長崎に落ちたラジオゾンデの一個が、九帝大に持ち込まれて、その調査をするグループに偶然にも私は入った。野田助教授がリーダーで、実施現場の指揮は入江富士夫講師であった。
当時出校していた学生数名が集められたのである。
当時大学には、関門海峡や博多湾出入り口に投下された感磁気式魚雷が持ち込まれ、調査された残骸が存在していた。
ゾンデは原爆の爆発圧力や温度や電磁波などの性能を計測するために、原爆と同時に落下傘つきで投下された計測装置であった。
ゾンデは不発弾ではなく、計測器具であることは解っていた。分解して電源部を引き出すと、石綿で包まれた中から、乾電池やコンデンサーなど出てきた。
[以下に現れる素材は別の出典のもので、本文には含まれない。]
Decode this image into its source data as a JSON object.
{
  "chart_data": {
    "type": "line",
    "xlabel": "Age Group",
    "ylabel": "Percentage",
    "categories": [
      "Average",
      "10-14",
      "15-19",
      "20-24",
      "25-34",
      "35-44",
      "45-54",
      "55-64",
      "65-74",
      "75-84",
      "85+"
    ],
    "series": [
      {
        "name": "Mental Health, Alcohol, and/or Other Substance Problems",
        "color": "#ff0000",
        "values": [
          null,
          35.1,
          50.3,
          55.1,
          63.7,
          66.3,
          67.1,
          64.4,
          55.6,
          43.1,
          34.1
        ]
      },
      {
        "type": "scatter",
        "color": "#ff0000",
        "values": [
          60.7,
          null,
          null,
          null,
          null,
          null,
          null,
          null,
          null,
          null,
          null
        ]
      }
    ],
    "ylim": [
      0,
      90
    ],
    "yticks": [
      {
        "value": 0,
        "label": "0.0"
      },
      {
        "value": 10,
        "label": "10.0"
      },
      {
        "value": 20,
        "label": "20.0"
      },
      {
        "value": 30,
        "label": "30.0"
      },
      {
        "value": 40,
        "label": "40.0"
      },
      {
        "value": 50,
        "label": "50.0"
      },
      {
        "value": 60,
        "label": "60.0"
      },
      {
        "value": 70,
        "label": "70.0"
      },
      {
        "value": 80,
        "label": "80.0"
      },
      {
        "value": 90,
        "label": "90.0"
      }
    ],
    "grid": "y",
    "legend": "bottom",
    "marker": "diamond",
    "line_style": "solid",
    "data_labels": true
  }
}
配線のビニール電線は、当時日本には無く、細い配線に驚いた。
受信部分の機器の内容はすぐには不明であったが、トランジスタはまだない時代で、小型の真空管が沢山並んでいたのに驚いた。当時はラジオ用のでっかい真空管じか知らなかったからだ。
わたしが直接計測したのは乾電池の電圧だ。電池は3V~6V程度と思ってメータをつないだら、針がふりきれた。あわててスケールを切り替えると110Vであった。当時日本にない積層乾電池であった。コンデンサーも小型の電解コンデンサーで、日本ではまだなかった。